Die rechtlichen Einwendungen, mit denen die Klägerin den Betriebsausgabenabzug sämtlicher mit dem Darlehn in Verbindung stehender Zinsen und Kosten begehrt, greifen nicht durch. Daß das Kontokorrentkonto, von dem die 500.000,00 DM zugunsten der ... GmbHüberwiesen wurden, durch Einnahmen wieder aufgefüllt worden sei, ist unerheblich. Dies wäre nur dann von Bedeutung, wenn es um die Abzugsfähigkeit der auf dem Kontokorrentkonto angefallenen Zinsen und Kosten ginge. In einem solchen Fall ist davon auszugehen, daß Einnahmen zunächst zum Ausgleich der privat veranlaßten Aufwendungen dienen und damit den Anteil der nicht abzugsfähigen Zinsen und Kosten des Kontokorrentkontos mindern.
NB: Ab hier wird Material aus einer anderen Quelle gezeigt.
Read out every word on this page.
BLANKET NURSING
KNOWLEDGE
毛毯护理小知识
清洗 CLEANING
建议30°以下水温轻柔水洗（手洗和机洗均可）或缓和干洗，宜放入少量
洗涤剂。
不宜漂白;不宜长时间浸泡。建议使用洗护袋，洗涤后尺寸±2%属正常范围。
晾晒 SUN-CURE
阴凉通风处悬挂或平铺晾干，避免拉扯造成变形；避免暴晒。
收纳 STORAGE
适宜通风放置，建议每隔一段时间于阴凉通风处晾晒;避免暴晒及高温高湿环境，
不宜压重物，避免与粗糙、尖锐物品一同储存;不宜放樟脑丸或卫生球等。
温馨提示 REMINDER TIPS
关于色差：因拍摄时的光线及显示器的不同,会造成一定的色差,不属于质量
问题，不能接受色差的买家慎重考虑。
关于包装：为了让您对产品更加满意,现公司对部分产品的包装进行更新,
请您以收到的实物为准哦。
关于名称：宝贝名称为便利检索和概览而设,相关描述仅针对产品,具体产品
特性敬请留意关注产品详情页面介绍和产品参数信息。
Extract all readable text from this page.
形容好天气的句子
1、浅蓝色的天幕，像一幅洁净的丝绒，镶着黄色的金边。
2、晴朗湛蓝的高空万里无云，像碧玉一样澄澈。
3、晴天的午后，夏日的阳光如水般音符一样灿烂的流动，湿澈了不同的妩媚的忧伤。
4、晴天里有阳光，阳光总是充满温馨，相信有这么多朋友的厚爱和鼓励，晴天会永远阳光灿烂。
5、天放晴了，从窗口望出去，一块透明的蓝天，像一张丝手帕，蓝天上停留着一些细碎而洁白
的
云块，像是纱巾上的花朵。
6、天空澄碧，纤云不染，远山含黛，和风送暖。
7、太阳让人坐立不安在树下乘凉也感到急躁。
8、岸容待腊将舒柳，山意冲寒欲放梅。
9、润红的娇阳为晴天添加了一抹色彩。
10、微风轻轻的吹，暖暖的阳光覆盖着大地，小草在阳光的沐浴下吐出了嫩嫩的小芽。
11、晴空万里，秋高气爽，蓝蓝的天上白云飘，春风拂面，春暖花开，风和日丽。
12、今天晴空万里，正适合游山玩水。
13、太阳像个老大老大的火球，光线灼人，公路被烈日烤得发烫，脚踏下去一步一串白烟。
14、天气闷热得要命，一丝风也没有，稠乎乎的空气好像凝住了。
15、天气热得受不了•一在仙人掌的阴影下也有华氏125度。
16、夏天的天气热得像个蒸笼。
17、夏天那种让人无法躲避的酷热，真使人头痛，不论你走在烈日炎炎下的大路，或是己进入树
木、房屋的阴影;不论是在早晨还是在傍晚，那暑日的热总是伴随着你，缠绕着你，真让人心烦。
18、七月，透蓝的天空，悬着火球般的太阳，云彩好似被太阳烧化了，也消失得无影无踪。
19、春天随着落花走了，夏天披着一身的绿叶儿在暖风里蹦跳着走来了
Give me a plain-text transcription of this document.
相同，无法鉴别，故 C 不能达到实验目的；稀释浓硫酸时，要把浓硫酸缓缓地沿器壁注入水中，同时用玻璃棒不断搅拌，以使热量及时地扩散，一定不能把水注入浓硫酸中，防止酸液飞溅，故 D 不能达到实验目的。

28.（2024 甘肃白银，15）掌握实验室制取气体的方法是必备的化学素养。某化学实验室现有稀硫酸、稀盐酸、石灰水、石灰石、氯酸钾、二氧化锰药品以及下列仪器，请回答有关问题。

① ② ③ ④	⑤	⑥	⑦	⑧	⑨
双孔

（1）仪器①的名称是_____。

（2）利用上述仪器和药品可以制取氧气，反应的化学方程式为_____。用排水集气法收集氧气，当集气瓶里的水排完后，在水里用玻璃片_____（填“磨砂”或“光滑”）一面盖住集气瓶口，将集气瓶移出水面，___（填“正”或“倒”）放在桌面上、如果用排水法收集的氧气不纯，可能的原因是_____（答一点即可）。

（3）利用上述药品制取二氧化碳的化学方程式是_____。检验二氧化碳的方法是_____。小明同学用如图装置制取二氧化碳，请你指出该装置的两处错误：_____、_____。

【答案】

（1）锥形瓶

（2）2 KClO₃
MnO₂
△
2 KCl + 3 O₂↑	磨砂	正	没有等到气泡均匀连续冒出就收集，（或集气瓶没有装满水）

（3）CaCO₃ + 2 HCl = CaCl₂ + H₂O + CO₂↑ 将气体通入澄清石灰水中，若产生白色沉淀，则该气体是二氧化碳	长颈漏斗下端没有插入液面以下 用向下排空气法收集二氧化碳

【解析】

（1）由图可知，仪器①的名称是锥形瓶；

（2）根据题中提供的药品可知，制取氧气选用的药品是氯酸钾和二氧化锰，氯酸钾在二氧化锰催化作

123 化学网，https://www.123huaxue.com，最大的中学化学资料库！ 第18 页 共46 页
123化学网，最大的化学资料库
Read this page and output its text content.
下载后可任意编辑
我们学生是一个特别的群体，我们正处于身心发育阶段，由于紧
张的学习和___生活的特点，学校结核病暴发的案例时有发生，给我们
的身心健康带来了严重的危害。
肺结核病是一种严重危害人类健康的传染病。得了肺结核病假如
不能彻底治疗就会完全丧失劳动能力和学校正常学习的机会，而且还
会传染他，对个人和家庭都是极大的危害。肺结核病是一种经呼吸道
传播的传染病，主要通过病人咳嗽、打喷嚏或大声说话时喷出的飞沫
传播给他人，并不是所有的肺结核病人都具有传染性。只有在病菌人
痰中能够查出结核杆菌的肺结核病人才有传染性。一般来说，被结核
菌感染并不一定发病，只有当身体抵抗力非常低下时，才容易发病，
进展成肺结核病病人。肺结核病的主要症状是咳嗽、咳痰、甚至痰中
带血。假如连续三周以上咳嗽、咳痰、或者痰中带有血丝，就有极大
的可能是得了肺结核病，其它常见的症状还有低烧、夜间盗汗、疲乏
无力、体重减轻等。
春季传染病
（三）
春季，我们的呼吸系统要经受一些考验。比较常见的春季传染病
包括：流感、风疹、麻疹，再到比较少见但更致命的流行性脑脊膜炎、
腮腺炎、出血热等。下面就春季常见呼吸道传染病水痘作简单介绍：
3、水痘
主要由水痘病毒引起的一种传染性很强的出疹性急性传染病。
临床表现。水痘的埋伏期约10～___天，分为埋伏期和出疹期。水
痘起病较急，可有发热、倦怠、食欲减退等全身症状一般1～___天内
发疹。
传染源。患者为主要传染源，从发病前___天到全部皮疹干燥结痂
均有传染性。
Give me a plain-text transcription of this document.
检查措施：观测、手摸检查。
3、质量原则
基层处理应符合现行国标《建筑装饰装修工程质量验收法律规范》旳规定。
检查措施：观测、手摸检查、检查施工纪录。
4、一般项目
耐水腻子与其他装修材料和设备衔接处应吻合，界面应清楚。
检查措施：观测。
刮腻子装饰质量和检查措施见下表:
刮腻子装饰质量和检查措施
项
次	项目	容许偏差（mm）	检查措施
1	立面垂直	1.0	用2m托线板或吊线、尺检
Im Streitfall geht es indes um die Zinsen und Kosten des Darlehns bei der .... Da diese Darlehnsmittel zur Hälfte zur Finanzierung einer Entnahme dienten, sind auch die Zinsen und Kosten zur Hälfte nicht abzugsfähig. Dieses Ergebnis hätte nur dadurch vermieden werden können, daß betriebliche Einnahmen zur Ablösung des Darlehns bei der ... verwendet worden wären. Das ist jedoch nicht geschehen.

28

Der in der Klagebegründung noch vorgetragene Gesichtspunkt, die Behandlung der Hälfte des Darlehns als private Schuld müsse sich auf die Höhe des Veräußerungsgewinns auswirken, hat der Prozeßbevollmächtigte in der mündlichen Verhandlung fallengelassen.

29

Die Revision wird wegen grundsätzlicher Bedeutung der Rechtssache gem. § 115 Abs. 2 Nr. 1 FGO zugelassen. Der BFH hat sich, soweit erkennbar, bislang nicht zu der Frage geäußert, wie Vorfälligkeitsentschädigungen im Rahmen der Gewinneinkünfte zu berücksichtigen sind.

30

Die Kostenentscheidung beruht auf § 136 Abs. 1 Satz 1 FGO. Der Senat hat dabei berücksichtigt, daß es bei der Zuordnung der Vorfälligkeitsentschädigungen zu den Veräußerungskosten oder dem laufenden Gewinn nur um den halben Steuersatz gegangen ist. Die Entscheidung über die vorläufige Vollstreckbarkeit folgt aus § 151 FGO i.V.m.§§ 708 Nr. 10, 711 Zivilprozeßordnung.